Now Presenting: The Most Serious Thing in Life

By Claudio Isaac

Women dancing in immense ballrooms; sailors in an improbable musical; musicians who carouse rather than suffer the adversities of their trade; young men of innocent beauty; young women of natural lasciviousness; beloved objects; furniture, plants, trees, the embracing landscape and the ever-present fauna: irreverent ducks, loquacious hens, roosters strutting proudly but not excessively so; dogs scattered here and there. Always the dogs: noble and sleepy, in control of the situation, of any situation. Dogs who are eye-witnesses, companions, complements to human life, pharaohs in their realm of overstuffed beds and imperial thrones. Dogs who come and go; dogs who stay or leave but never cease to be the measure of our passage through the world. They are all scenes of joy, plain and simple, lighthearted and carefree, full of charm and self-confidence: joie de vivre in its purest form. These elements—with all their substance and significance—are the essence of Abelardo Favela’s painting.

A vital, congenial atmosphere emanates from every piece. There is neither turmoil nor distress here, nor any terrible hidden messages. Not even the slight melancholy of Gauguin’s coastal beings. Here, there is no room for intermediate sensations. Like his palette of colors—primary colors without blending or shades or transparencies—Favela’s canvases pay tribute to that fresh outlook which helps us reconcile ourselves with our existence. It is his vision, and he transmits it with contagious delight.

Of course, I stand behind the greatness of Francis Bacon and José Luis Cuevas and their dark creations: they express our painful existence in a way few can. But at a time when all seems dark and permeated by a sense of calamity, when angst and bitterness are the artist’s major currency, it is such a treat to come across this undeniable affirmation of all that is good and pleasurable in life. A world of amusement, without grievance, drawn with obvious spontaneity. To open the door to happiness—true happiness—is not an easy proposition for any painter. It is a rare gift.
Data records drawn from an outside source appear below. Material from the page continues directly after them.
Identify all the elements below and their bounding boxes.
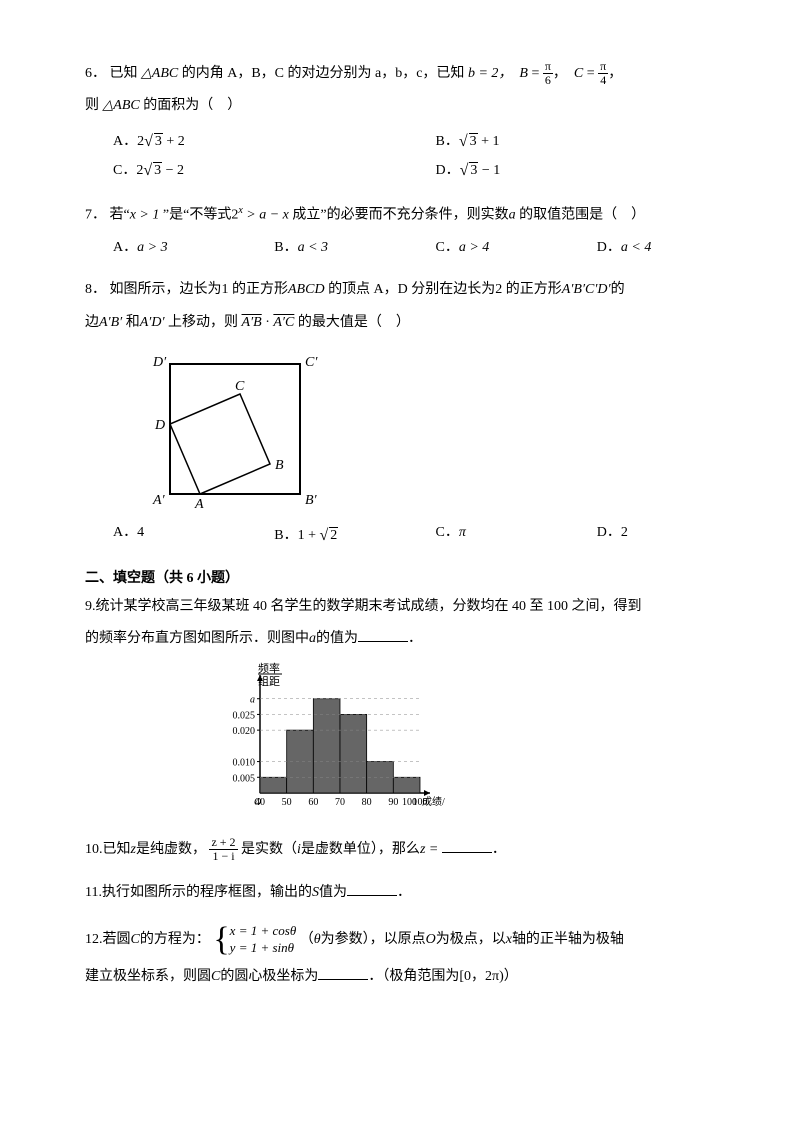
histogram-svg: a0.0250.0200.0100.005O405060708090100100… <box>215 658 445 818</box>
q8-figure: D′ C′ A′ B′ A B C D <box>85 344 730 514</box>
q8-option-d: D．2 <box>569 520 730 550</box>
svg-text:A: A <box>194 497 204 512</box>
svg-text:B: B <box>275 458 284 473</box>
svg-text:40: 40 <box>255 797 265 808</box>
question-9: 9.统计某学校高三年级某班 40 名学生的数学期末考试成绩，分数均在 40 至 … <box>85 596 730 818</box>
q8-option-a: A．4 <box>85 520 246 550</box>
q6-options: A．2√3 + 2 B．√3 + 1 C．2√3 − 2 D．√3 − 1 <box>85 126 730 185</box>
q11-blank <box>347 881 397 896</box>
svg-text:100: 100 <box>402 797 417 808</box>
q9-blank <box>358 627 408 642</box>
q7-option-c: C．a > 4 <box>408 235 569 261</box>
q8-option-b: B．1 + √2 <box>246 520 407 550</box>
question-6: 6． 已知 △ABC 的内角 A，B，C 的对边分别为 a，b，c，已知 b =… <box>85 60 730 185</box>
svg-text:成绩/分: 成绩/分 <box>422 795 445 808</box>
question-7: 7． 若“x > 1 ”是“不等式2x > a − x 成立”的必要而不充分条件… <box>85 203 730 261</box>
q7-option-d: D．a < 4 <box>569 235 730 261</box>
svg-text:0.020: 0.020 <box>233 726 256 737</box>
svg-text:C: C <box>235 379 245 394</box>
svg-text:D: D <box>154 418 165 433</box>
q7-option-b: B．a < 3 <box>246 235 407 261</box>
svg-text:80: 80 <box>362 797 372 808</box>
q6-option-d: D．√3 − 1 <box>408 155 731 185</box>
q6-text: 6． 已知 △ABC 的内角 A，B，C 的对边分别为 a，b，c，已知 b =… <box>85 60 730 87</box>
q7-options: A．a > 3 B．a < 3 C．a > 4 D．a < 4 <box>85 235 730 261</box>
q6-num: 6． <box>85 66 106 81</box>
q10-blank <box>442 838 492 853</box>
q9-histogram: a0.0250.0200.0100.005O405060708090100100… <box>85 658 730 818</box>
svg-text:0.005: 0.005 <box>233 773 256 784</box>
question-10: 10.已知z是纯虚数， z + 21 − i 是实数（i是虚数单位），那么z =… <box>85 836 730 863</box>
svg-text:90: 90 <box>388 797 398 808</box>
svg-text:组距: 组距 <box>258 674 280 688</box>
svg-text:D′: D′ <box>152 355 167 370</box>
section-2-heading: 二、填空题（共 6 小题） <box>85 568 730 590</box>
question-8: 8． 如图所示，边长为1 的正方形ABCD 的顶点 A，D 分别在边长为2 的正… <box>85 279 730 549</box>
svg-text:60: 60 <box>308 797 318 808</box>
q6-option-a: A．2√3 + 2 <box>85 126 408 156</box>
svg-text:50: 50 <box>282 797 292 808</box>
question-11: 11.执行如图所示的程序框图，输出的S值为． <box>85 881 730 904</box>
svg-text:频率: 频率 <box>258 661 280 675</box>
square-diagram: D′ C′ A′ B′ A B C D <box>145 344 345 514</box>
q6-option-c: C．2√3 − 2 <box>85 155 408 185</box>
svg-text:0.025: 0.025 <box>233 710 256 721</box>
q12-blank <box>318 965 368 980</box>
svg-text:A′: A′ <box>152 493 166 508</box>
q7-option-a: A．a > 3 <box>85 235 246 261</box>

But make no mistake. The colors may be primary, the discourse basic and the outlook fresh—in fact, these paintings come close to re-creating the innocence of the idyll, the pastoral poem or the still unsullied Garden of Eden. But Abelardo Favela is no innocent, although an initial revision of his thematic and formal approach might suggest he is. I have mentioned that Favela’s work has no hidden messages. However, there is a discourse that can be read between the lines. It is captivating how he shows us his inner convictions in such an indirect form: mischievous, playful and even naughty. There is a kind of benign subversiveness to it all. To my mind, this constitutes a subtle wink at his more educated observers. When we evaluate the paintings, one by one or as a group, we discover a true idiosyncrasy and a unique, very personal character. This painter detests complexity and that is what defines his work, from the composition to the thematic content: the circumstances of the characters, both animal and human, the women and their surroundings, their figures.... I have to agree with Favela’s contention that appearances are not deceptive. Life is more transparent that one would suppose, and happiness is closer at hand than people tend to believe.

I can’t recall any more timeless visual discourse than this one. Recall what Gustave Flaubert said more than a century and a half ago: Someday, men will learn that the most serious thing in their lives is pleasure.

Abelardo Favela is a man of natural wisdom, and with no need to cite Flaubert, he proceeds in that same spirit and communicates his wisdom to us with great passion.